Estonia (2017) Dir. Rainer Sarnet
There must be something in the water in Eastern Europe as many of THE weirdest films come from this region. Throwing their hat into the ring is Estonia – making their first appearance on this site – with a film framed within its own unique folklore, so if you are au fait with this subject you’re in for a treat. If not….
Set in the 19th century, a small village is tormented by the evil, manifesting itself in the form of a plague, spirits possessing animals and work tools, even the Devil himself (Jaan Tooming), who walks among the people freely like anyone else. But love looks to break the sour mood of the village as peasant girl Liina (Rea Lest) is pining for local boy Hans (Jörgen Liik).

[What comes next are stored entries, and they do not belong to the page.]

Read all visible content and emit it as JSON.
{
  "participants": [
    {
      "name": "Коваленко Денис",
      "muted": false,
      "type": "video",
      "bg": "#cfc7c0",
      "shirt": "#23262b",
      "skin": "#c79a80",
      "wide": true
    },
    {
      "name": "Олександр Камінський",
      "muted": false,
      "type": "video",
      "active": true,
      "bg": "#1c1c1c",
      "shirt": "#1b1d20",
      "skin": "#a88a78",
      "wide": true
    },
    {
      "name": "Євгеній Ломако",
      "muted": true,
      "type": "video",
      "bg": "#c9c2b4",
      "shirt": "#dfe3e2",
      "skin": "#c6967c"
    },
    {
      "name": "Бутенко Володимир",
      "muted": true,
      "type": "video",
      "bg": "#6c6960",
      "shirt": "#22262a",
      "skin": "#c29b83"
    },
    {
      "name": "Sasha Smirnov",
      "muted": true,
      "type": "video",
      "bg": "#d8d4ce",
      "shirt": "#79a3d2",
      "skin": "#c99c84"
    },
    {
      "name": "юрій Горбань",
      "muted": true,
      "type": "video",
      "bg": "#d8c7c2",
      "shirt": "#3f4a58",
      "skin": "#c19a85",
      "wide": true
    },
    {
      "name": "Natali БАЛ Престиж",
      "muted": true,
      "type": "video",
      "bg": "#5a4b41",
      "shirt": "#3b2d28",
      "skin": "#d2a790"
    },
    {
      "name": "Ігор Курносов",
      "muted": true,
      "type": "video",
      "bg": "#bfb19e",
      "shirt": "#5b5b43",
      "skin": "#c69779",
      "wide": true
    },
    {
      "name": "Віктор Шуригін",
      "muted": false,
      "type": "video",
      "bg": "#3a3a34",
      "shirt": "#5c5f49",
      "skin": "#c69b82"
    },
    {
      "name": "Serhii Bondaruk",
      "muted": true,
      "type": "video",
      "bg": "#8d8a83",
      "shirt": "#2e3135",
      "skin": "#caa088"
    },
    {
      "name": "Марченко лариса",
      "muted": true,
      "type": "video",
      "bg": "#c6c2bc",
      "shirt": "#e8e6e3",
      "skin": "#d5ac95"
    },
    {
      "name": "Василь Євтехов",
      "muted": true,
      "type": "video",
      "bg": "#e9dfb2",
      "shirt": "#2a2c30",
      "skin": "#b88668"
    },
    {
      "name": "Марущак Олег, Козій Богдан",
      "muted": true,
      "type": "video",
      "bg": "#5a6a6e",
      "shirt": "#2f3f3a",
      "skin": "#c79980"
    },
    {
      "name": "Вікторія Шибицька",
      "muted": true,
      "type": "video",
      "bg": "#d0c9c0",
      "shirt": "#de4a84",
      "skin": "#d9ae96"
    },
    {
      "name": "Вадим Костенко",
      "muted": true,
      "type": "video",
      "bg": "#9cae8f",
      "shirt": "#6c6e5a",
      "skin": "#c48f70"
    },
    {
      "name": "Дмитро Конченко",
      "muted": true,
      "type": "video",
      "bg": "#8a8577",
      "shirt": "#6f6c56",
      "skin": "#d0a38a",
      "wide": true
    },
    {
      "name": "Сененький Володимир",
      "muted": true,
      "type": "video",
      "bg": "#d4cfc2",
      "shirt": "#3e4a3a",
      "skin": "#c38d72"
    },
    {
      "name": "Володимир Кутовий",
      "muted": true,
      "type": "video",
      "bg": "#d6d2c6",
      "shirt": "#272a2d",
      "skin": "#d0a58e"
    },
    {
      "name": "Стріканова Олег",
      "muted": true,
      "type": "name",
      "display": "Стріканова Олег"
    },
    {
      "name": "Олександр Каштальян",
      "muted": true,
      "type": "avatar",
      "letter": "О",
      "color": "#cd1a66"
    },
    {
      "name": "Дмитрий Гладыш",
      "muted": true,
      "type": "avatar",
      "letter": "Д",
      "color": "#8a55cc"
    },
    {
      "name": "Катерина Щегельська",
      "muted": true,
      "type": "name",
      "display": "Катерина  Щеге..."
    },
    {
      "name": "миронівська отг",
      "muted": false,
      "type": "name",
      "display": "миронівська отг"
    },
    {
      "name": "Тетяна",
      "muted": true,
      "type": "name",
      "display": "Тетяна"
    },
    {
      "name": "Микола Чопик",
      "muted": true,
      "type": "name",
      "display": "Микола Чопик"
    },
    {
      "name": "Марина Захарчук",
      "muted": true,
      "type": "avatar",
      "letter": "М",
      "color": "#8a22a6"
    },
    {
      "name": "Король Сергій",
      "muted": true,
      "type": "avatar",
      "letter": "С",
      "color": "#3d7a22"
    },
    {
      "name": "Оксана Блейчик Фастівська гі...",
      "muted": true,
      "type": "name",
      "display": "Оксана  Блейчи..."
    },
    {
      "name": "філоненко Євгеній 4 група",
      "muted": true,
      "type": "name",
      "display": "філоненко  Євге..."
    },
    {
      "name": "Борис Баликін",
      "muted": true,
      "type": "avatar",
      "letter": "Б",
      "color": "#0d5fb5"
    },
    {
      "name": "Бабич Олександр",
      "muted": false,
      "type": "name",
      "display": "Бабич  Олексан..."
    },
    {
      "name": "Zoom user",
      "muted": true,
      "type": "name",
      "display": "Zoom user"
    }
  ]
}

Unfortunately for Liina, not only is Hans unaware of her feelings for him but he has also fallen in love with another girl (Jette Loona Hermanis), the virginal daughter of the baron (Dieter Laser). Since both have tried and failed to win their crushes over, they decide to try alternate methods, in this case black magic – Hans making a deal with the Devil whilst Liina consults a witch (Klara Eighorn).
November is based on the bestselling 2004 novel Rehepapp ehk November by Estonian author Andrus Kivirähk, which I hope makes more sense than this film does, though I wouldn’t put any money on it. A mixture of fantasy, horror, and occasional black comedy aimed at a niche audience, director Rainer Sarnet takes his cues from the late Aleksei German in presenting an arcane tale in glorious black and white with lashings of surreal distractions.
A lazy as it sounds, one could look at November as a cousin of German’s medieval mind-scrambler Hard To Be A God, aesthetically, tonally and in spirit. Unlike like German’s film though, the plot – well the love drama – is far more easily discernible if sometimes a little oblique in execution. In all fairness, it is the only plot this film has and it is a flimsy one at best, making the near two hour run time a slight challenge.
Visually we are dropped head first into this bizarre world from the overexposed opening shot of a white wolf running through a snowy forest towards a stream of crystal clear water, before it falls to the ground and start convulsing for some reason. It is an engaging tableau but not one to set the tone with any real accuracy as the next shot takes us into the muddy, impoverished cesspit that is the village central to the story.
Typical of the period, most of the peasants are dirty, scruffy, toothless crones either completely without hope or simply so ill educated they are too stupid to realise they are alive. Of the few who do have some wherewithal about them is Liina’s father Rein (Arvo Kukumägi) whom the villagers trust when it comes to dealing with the plague, no matter how daft his suggestions may be – like putting their trousers on their heads so the plague will think they have two arses!
In this instance, the plague terrorises people in the form of animals, like a goat or a boar, whilst the Devil is in human form but it is the Kratt which are the most interesting and frankly creepier presences here. The first one we see is three long thin tree branches with scythes attaches to the end of each limb; another has two press irons for feet and metal hooks for hands, and one has a bicycle seat for a head.
And they can speak since the Devil gave their mouths, usually asking for work from the peasants. The Kratt are the result of the Faustian deals people make with the Devil for his help in exchange for their soul, and if or when they renege on the deal, he puts their souls in these objects. It’s a cute idea and the Kratt are eerie as hell to watch but there is so much about them that deserves deeper exploration, which maybe is in the book.
Regarding the love triangle, this has little to do with it until Hans makes his deal with the Devil and makes a Kratt from a snowman, possessed by a primordial water spirit with a history of love stories to share. Oh, there is more – the baron’s daughter has a problem with somnambulism and Liina might be a werewolf. Choose wisely, Hans.
With some irony, this makes more sense seeing it than reading about it though this is probably damning it with faint praise since a lot about this film is baffling when not dealing with the main story. But because it is a supernatural fantasy, this aspect will be talked about more, partially validated by its inventiveness and effective creepiness, yet the casualty of this is the film’s message, if there is one.
From what I could faintly surmise, it warns us we shouldn’t try to force love, instead let it happen naturally if it is meant to be; or it could be a cautionary tale about men punching above their weight. Then there is the recurring religious aspect, a factor of the peasant’s lives they accept without question which may or may not be mocked here even though there is no obvious contrary opinion held against the church’s influence.
What undoubtedly prevents many of us reaching for the stop button is the lush visuals, every frame delivered via richly shot monochrome to give this an otherworldly veneer on the cheap (CGI? Nah!). The cast get it more than I do and it shows in their committed performances, while the animals use deserved credit for being so well trained too.
November won’t be for everyone, even within the self-contained diegesis of hardcore cineastes. But it can’t be denied it possesses a unique, beguiling quality that demands it should be seen at least once, whether it makes sense for you or not.